Common hospital disinfectant doesn't work against C. diff, study finds

A CDC-recommended hospital disinfectant is ineffective against Clostridioides difficile, according to a study published Nov. 21 in Microbiology

Hypochlorites are widely used in healthcare sites as a disinfectant, according to the CDC, including sodium hypochlorite, also known as household bleach. The CDC recommends a 1:100 dilution of 5.25%-6.15% sodium hypochlorite for small spills of blood, according to the agency's guideline for healthcare disinfection and sterilization. 

Researchers in the U.K. tested the disinfectant's efficacy by exposing three strains of C. diff, a hospital-acquired infection that affects about 500,000 Americans each year, to three concentrations of the solution. For 10 minutes, C. diff met 1,000, 5,000 and 10,000 parts per million sodium hypochlorite. 

None of the C. diff strains showed changes to the spore coat and there was no significant reduction in spore viability. Researchers then applied the spores from the three strains to patient gowns and surgical scrubs before treating the bacteria with the disinfectant. Fewer spores were recovered, but the fabric still retained spores, indicating a tolerance to sodium hypochlorite. 

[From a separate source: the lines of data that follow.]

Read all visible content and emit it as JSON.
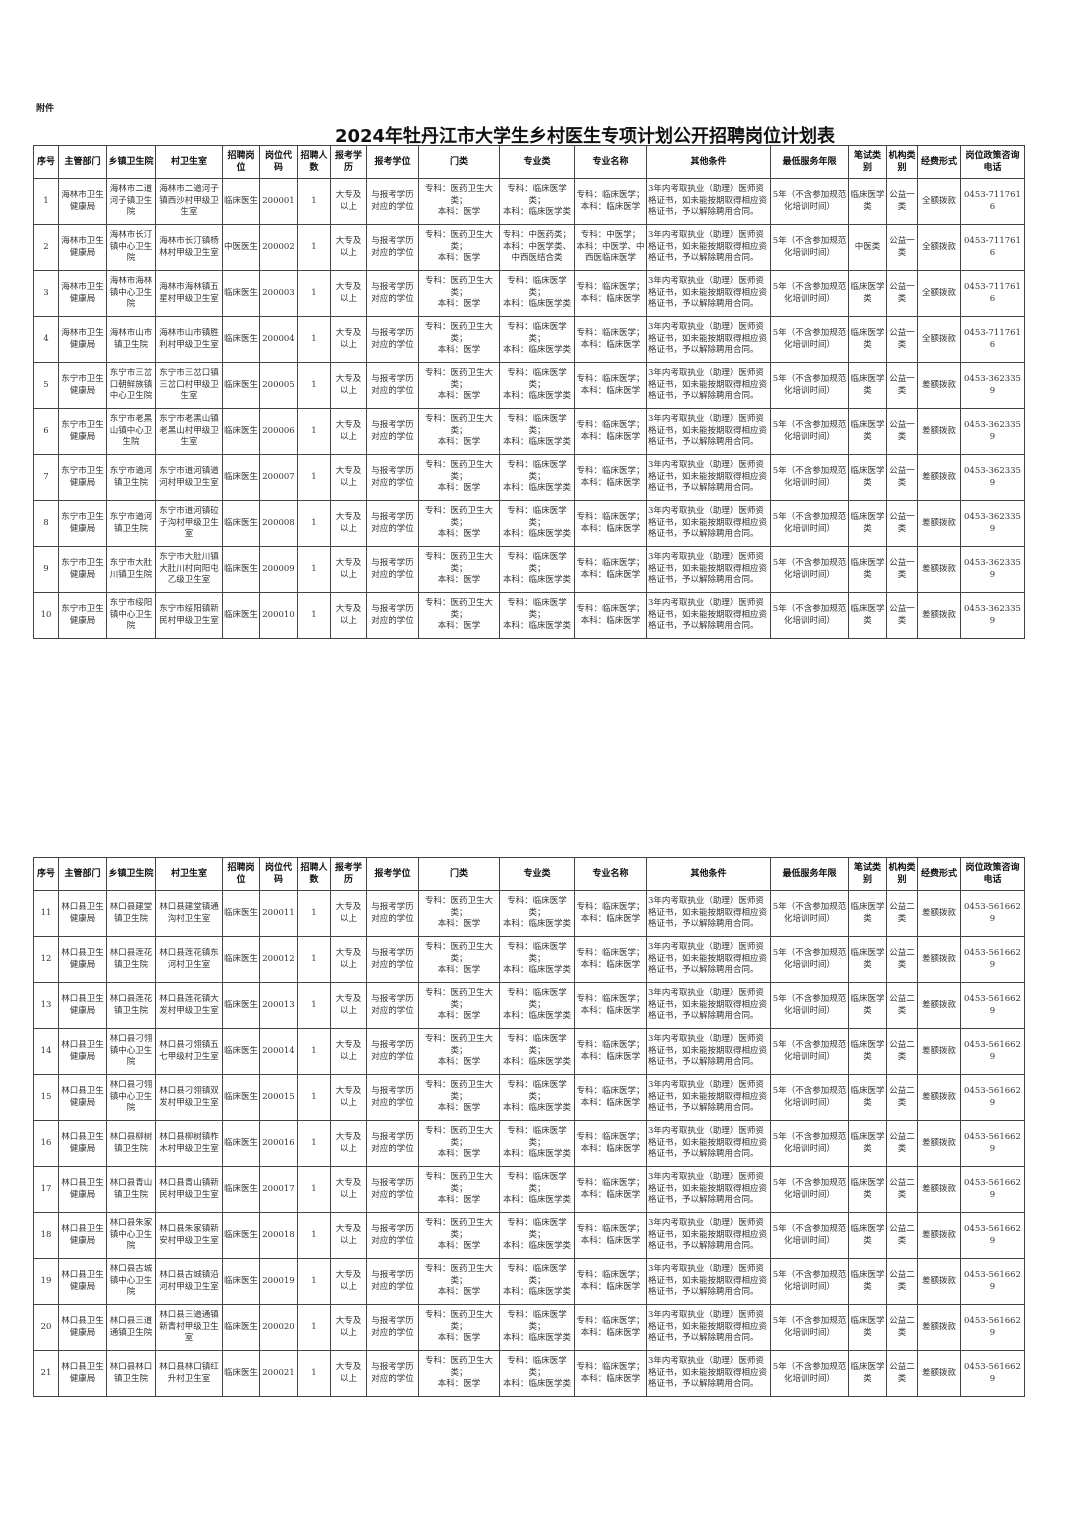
{
  "attachment_label": "附件",
  "title": "2024年牡丹江市大学生乡村医生专项计划公开招聘岗位计划表",
  "columns": [
    "序号",
    "主管部门",
    "乡镇卫生院",
    "村卫生室",
    "招聘岗位",
    "岗位代码",
    "招聘人数",
    "报考学历",
    "报考学位",
    "门类",
    "专业类",
    "专业名称",
    "其他条件",
    "最低服务年限",
    "笔试类别",
    "机构类别",
    "经费形式",
    "岗位政策咨询电话"
  ],
  "tables": [
    {
      "rows": [
        [
          "1",
          "海林市卫生健康局",
          "海林市二道河子镇卫生院",
          "海林市二道河子镇西沙村甲级卫生室",
          "临床医生",
          "200001",
          "1",
          "大专及以上",
          "与报考学历对应的学位",
          "专科：医药卫生大类；\n本科：医学",
          "专科：临床医学类；\n本科：临床医学类",
          "专科：临床医学；\n本科：临床医学",
          "3年内考取执业（助理）医师资格证书，如未能按期取得相应资格证书，予以解除聘用合同。",
          "5年（不含参加规范化培训时间）",
          "临床医学类",
          "公益一类",
          "全额拨款",
          "0453-7117616"
        ],
        [
          "2",
          "海林市卫生健康局",
          "海林市长汀镇中心卫生院",
          "海林市长汀镇杨林村甲级卫生室",
          "中医医生",
          "200002",
          "1",
          "大专及以上",
          "与报考学历对应的学位",
          "专科：医药卫生大类；\n本科：医学",
          "专科：中医药类；\n本科：中医学类、中西医结合类",
          "专科：中医学；\n本科：中医学、中西医临床医学",
          "3年内考取执业（助理）医师资格证书，如未能按期取得相应资格证书，予以解除聘用合同。",
          "5年（不含参加规范化培训时间）",
          "中医类",
          "公益一类",
          "全额拨款",
          "0453-7117616"
        ],
        [
          "3",
          "海林市卫生健康局",
          "海林市海林镇中心卫生院",
          "海林市海林镇五星村甲级卫生室",
          "临床医生",
          "200003",
          "1",
          "大专及以上",
          "与报考学历对应的学位",
          "专科：医药卫生大类；\n本科：医学",
          "专科：临床医学类；\n本科：临床医学类",
          "专科：临床医学；\n本科：临床医学",
          "3年内考取执业（助理）医师资格证书，如未能按期取得相应资格证书，予以解除聘用合同。",
          "5年（不含参加规范化培训时间）",
          "临床医学类",
          "公益一类",
          "全额拨款",
          "0453-7117616"
        ],
        [
          "4",
          "海林市卫生健康局",
          "海林市山市镇卫生院",
          "海林市山市镇胜利村甲级卫生室",
          "临床医生",
          "200004",
          "1",
          "大专及以上",
          "与报考学历对应的学位",
          "专科：医药卫生大类；\n本科：医学",
          "专科：临床医学类；\n本科：临床医学类",
          "专科：临床医学；\n本科：临床医学",
          "3年内考取执业（助理）医师资格证书，如未能按期取得相应资格证书，予以解除聘用合同。",
          "5年（不含参加规范化培训时间）",
          "临床医学类",
          "公益一类",
          "全额拨款",
          "0453-7117616"
        ],
        [
          "5",
          "东宁市卫生健康局",
          "东宁市三岔口朝鲜族镇中心卫生院",
          "东宁市三岔口镇三岔口村甲级卫生室",
          "临床医生",
          "200005",
          "1",
          "大专及以上",
          "与报考学历对应的学位",
          "专科：医药卫生大类；\n本科：医学",
          "专科：临床医学类；\n本科：临床医学类",
          "专科：临床医学；\n本科：临床医学",
          "3年内考取执业（助理）医师资格证书，如未能按期取得相应资格证书，予以解除聘用合同。",
          "5年（不含参加规范化培训时间）",
          "临床医学类",
          "公益一类",
          "差额拨款",
          "0453-3623359"
        ],
        [
          "6",
          "东宁市卫生健康局",
          "东宁市老黑山镇中心卫生院",
          "东宁市老黑山镇老黑山村甲级卫生室",
          "临床医生",
          "200006",
          "1",
          "大专及以上",
          "与报考学历对应的学位",
          "专科：医药卫生大类；\n本科：医学",
          "专科：临床医学类；\n本科：临床医学类",
          "专科：临床医学；\n本科：临床医学",
          "3年内考取执业（助理）医师资格证书，如未能按期取得相应资格证书，予以解除聘用合同。",
          "5年（不含参加规范化培训时间）",
          "临床医学类",
          "公益一类",
          "差额拨款",
          "0453-3623359"
        ],
        [
          "7",
          "东宁市卫生健康局",
          "东宁市道河镇卫生院",
          "东宁市道河镇道河村甲级卫生室",
          "临床医生",
          "200007",
          "1",
          "大专及以上",
          "与报考学历对应的学位",
          "专科：医药卫生大类；\n本科：医学",
          "专科：临床医学类；\n本科：临床医学类",
          "专科：临床医学；\n本科：临床医学",
          "3年内考取执业（助理）医师资格证书，如未能按期取得相应资格证书，予以解除聘用合同。",
          "5年（不含参加规范化培训时间）",
          "临床医学类",
          "公益一类",
          "差额拨款",
          "0453-3623359"
        ],
        [
          "8",
          "东宁市卫生健康局",
          "东宁市道河镇卫生院",
          "东宁市道河镇砬子沟村甲级卫生室",
          "临床医生",
          "200008",
          "1",
          "大专及以上",
          "与报考学历对应的学位",
          "专科：医药卫生大类；\n本科：医学",
          "专科：临床医学类；\n本科：临床医学类",
          "专科：临床医学；\n本科：临床医学",
          "3年内考取执业（助理）医师资格证书，如未能按期取得相应资格证书，予以解除聘用合同。",
          "5年（不含参加规范化培训时间）",
          "临床医学类",
          "公益一类",
          "差额拨款",
          "0453-3623359"
        ],
        [
          "9",
          "东宁市卫生健康局",
          "东宁市大肚川镇卫生院",
          "东宁市大肚川镇大肚川村向阳屯乙级卫生室",
          "临床医生",
          "200009",
          "1",
          "大专及以上",
          "与报考学历对应的学位",
          "专科：医药卫生大类；\n本科：医学",
          "专科：临床医学类；\n本科：临床医学类",
          "专科：临床医学；\n本科：临床医学",
          "3年内考取执业（助理）医师资格证书，如未能按期取得相应资格证书，予以解除聘用合同。",
          "5年（不含参加规范化培训时间）",
          "临床医学类",
          "公益一类",
          "差额拨款",
          "0453-3623359"
        ],
        [
          "10",
          "东宁市卫生健康局",
          "东宁市绥阳镇中心卫生院",
          "东宁市绥阳镇新民村甲级卫生室",
          "临床医生",
          "200010",
          "1",
          "大专及以上",
          "与报考学历对应的学位",
          "专科：医药卫生大类；\n本科：医学",
          "专科：临床医学类；\n本科：临床医学类",
          "专科：临床医学；\n本科：临床医学",
          "3年内考取执业（助理）医师资格证书，如未能按期取得相应资格证书，予以解除聘用合同。",
          "5年（不含参加规范化培训时间）",
          "临床医学类",
          "公益一类",
          "差额拨款",
          "0453-3623359"
        ]
      ]
    },
    {
      "rows": [
        [
          "11",
          "林口县卫生健康局",
          "林口县建堂镇卫生院",
          "林口县建堂镇通沟村卫生室",
          "临床医生",
          "200011",
          "1",
          "大专及以上",
          "与报考学历对应的学位",
          "专科：医药卫生大类；\n本科：医学",
          "专科：临床医学类；\n本科：临床医学类",
          "专科：临床医学；\n本科：临床医学",
          "3年内考取执业（助理）医师资格证书，如未能按期取得相应资格证书，予以解除聘用合同。",
          "5年（不含参加规范化培训时间）",
          "临床医学类",
          "公益二类",
          "差额拨款",
          "0453-5616629"
        ],
        [
          "12",
          "林口县卫生健康局",
          "林口县莲花镇卫生院",
          "林口县莲花镇东河村卫生室",
          "临床医生",
          "200012",
          "1",
          "大专及以上",
          "与报考学历对应的学位",
          "专科：医药卫生大类；\n本科：医学",
          "专科：临床医学类；\n本科：临床医学类",
          "专科：临床医学；\n本科：临床医学",
          "3年内考取执业（助理）医师资格证书，如未能按期取得相应资格证书，予以解除聘用合同。",
          "5年（不含参加规范化培训时间）",
          "临床医学类",
          "公益二类",
          "差额拨款",
          "0453-5616629"
        ],
        [
          "13",
          "林口县卫生健康局",
          "林口县莲花镇卫生院",
          "林口县莲花镇大发村甲级卫生室",
          "临床医生",
          "200013",
          "1",
          "大专及以上",
          "与报考学历对应的学位",
          "专科：医药卫生大类；\n本科：医学",
          "专科：临床医学类；\n本科：临床医学类",
          "专科：临床医学；\n本科：临床医学",
          "3年内考取执业（助理）医师资格证书，如未能按期取得相应资格证书，予以解除聘用合同。",
          "5年（不含参加规范化培训时间）",
          "临床医学类",
          "公益二类",
          "差额拨款",
          "0453-5616629"
        ],
        [
          "14",
          "林口县卫生健康局",
          "林口县刁翎镇中心卫生院",
          "林口县刁翎镇五七甲级村卫生室",
          "临床医生",
          "200014",
          "1",
          "大专及以上",
          "与报考学历对应的学位",
          "专科：医药卫生大类；\n本科：医学",
          "专科：临床医学类；\n本科：临床医学类",
          "专科：临床医学；\n本科：临床医学",
          "3年内考取执业（助理）医师资格证书，如未能按期取得相应资格证书，予以解除聘用合同。",
          "5年（不含参加规范化培训时间）",
          "临床医学类",
          "公益二类",
          "差额拨款",
          "0453-5616629"
        ],
        [
          "15",
          "林口县卫生健康局",
          "林口县刁翎镇中心卫生院",
          "林口县刁翎镇双发村甲级卫生室",
          "临床医生",
          "200015",
          "1",
          "大专及以上",
          "与报考学历对应的学位",
          "专科：医药卫生大类；\n本科：医学",
          "专科：临床医学类；\n本科：临床医学类",
          "专科：临床医学；\n本科：临床医学",
          "3年内考取执业（助理）医师资格证书，如未能按期取得相应资格证书，予以解除聘用合同。",
          "5年（不含参加规范化培训时间）",
          "临床医学类",
          "公益二类",
          "差额拨款",
          "0453-5616629"
        ],
        [
          "16",
          "林口县卫生健康局",
          "林口县柳树镇卫生院",
          "林口县柳树镇柞木村甲级卫生室",
          "临床医生",
          "200016",
          "1",
          "大专及以上",
          "与报考学历对应的学位",
          "专科：医药卫生大类；\n本科：医学",
          "专科：临床医学类；\n本科：临床医学类",
          "专科：临床医学；\n本科：临床医学",
          "3年内考取执业（助理）医师资格证书，如未能按期取得相应资格证书，予以解除聘用合同。",
          "5年（不含参加规范化培训时间）",
          "临床医学类",
          "公益二类",
          "差额拨款",
          "0453-5616629"
        ],
        [
          "17",
          "林口县卫生健康局",
          "林口县青山镇卫生院",
          "林口县青山镇新民村甲级卫生室",
          "临床医生",
          "200017",
          "1",
          "大专及以上",
          "与报考学历对应的学位",
          "专科：医药卫生大类；\n本科：医学",
          "专科：临床医学类；\n本科：临床医学类",
          "专科：临床医学；\n本科：临床医学",
          "3年内考取执业（助理）医师资格证书，如未能按期取得相应资格证书，予以解除聘用合同。",
          "5年（不含参加规范化培训时间）",
          "临床医学类",
          "公益二类",
          "差额拨款",
          "0453-5616629"
        ],
        [
          "18",
          "林口县卫生健康局",
          "林口县朱家镇中心卫生院",
          "林口县朱家镇新安村甲级卫生室",
          "临床医生",
          "200018",
          "1",
          "大专及以上",
          "与报考学历对应的学位",
          "专科：医药卫生大类；\n本科：医学",
          "专科：临床医学类；\n本科：临床医学类",
          "专科：临床医学；\n本科：临床医学",
          "3年内考取执业（助理）医师资格证书，如未能按期取得相应资格证书，予以解除聘用合同。",
          "5年（不含参加规范化培训时间）",
          "临床医学类",
          "公益二类",
          "差额拨款",
          "0453-5616629"
        ],
        [
          "19",
          "林口县卫生健康局",
          "林口县古城镇中心卫生院",
          "林口县古城镇沿河村甲级卫生室",
          "临床医生",
          "200019",
          "1",
          "大专及以上",
          "与报考学历对应的学位",
          "专科：医药卫生大类；\n本科：医学",
          "专科：临床医学类；\n本科：临床医学类",
          "专科：临床医学；\n本科：临床医学",
          "3年内考取执业（助理）医师资格证书，如未能按期取得相应资格证书，予以解除聘用合同。",
          "5年（不含参加规范化培训时间）",
          "临床医学类",
          "公益二类",
          "差额拨款",
          "0453-5616629"
        ],
        [
          "20",
          "林口县卫生健康局",
          "林口县三道通镇卫生院",
          "林口县三道通镇新青村甲级卫生室",
          "临床医生",
          "200020",
          "1",
          "大专及以上",
          "与报考学历对应的学位",
          "专科：医药卫生大类；\n本科：医学",
          "专科：临床医学类；\n本科：临床医学类",
          "专科：临床医学；\n本科：临床医学",
          "3年内考取执业（助理）医师资格证书，如未能按期取得相应资格证书，予以解除聘用合同。",
          "5年（不含参加规范化培训时间）",
          "临床医学类",
          "公益二类",
          "差额拨款",
          "0453-5616629"
        ],
        [
          "21",
          "林口县卫生健康局",
          "林口县林口镇卫生院",
          "林口县林口镇红升村卫生室",
          "临床医生",
          "200021",
          "1",
          "大专及以上",
          "与报考学历对应的学位",
          "专科：医药卫生大类；\n本科：医学",
          "专科：临床医学类；\n本科：临床医学类",
          "专科：临床医学；\n本科：临床医学",
          "3年内考取执业（助理）医师资格证书，如未能按期取得相应资格证书，予以解除聘用合同。",
          "5年（不含参加规范化培训时间）",
          "临床医学类",
          "公益二类",
          "差额拨款",
          "0453-5616629"
        ]
      ]
    }
  ]
}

In a news release, lead author Tina Joshi, PhD, said the results should spur a review of C. diff disinfection guidelines. 

"It shows we need disinfectants, and guidelines, that are fit for purpose and work in line with bacterial evolution," Dr. Joshi, professor in molecular microbiology at the University of Plymouth, said. "The research should have significant impact on current disinfection protocols in the medical field globally."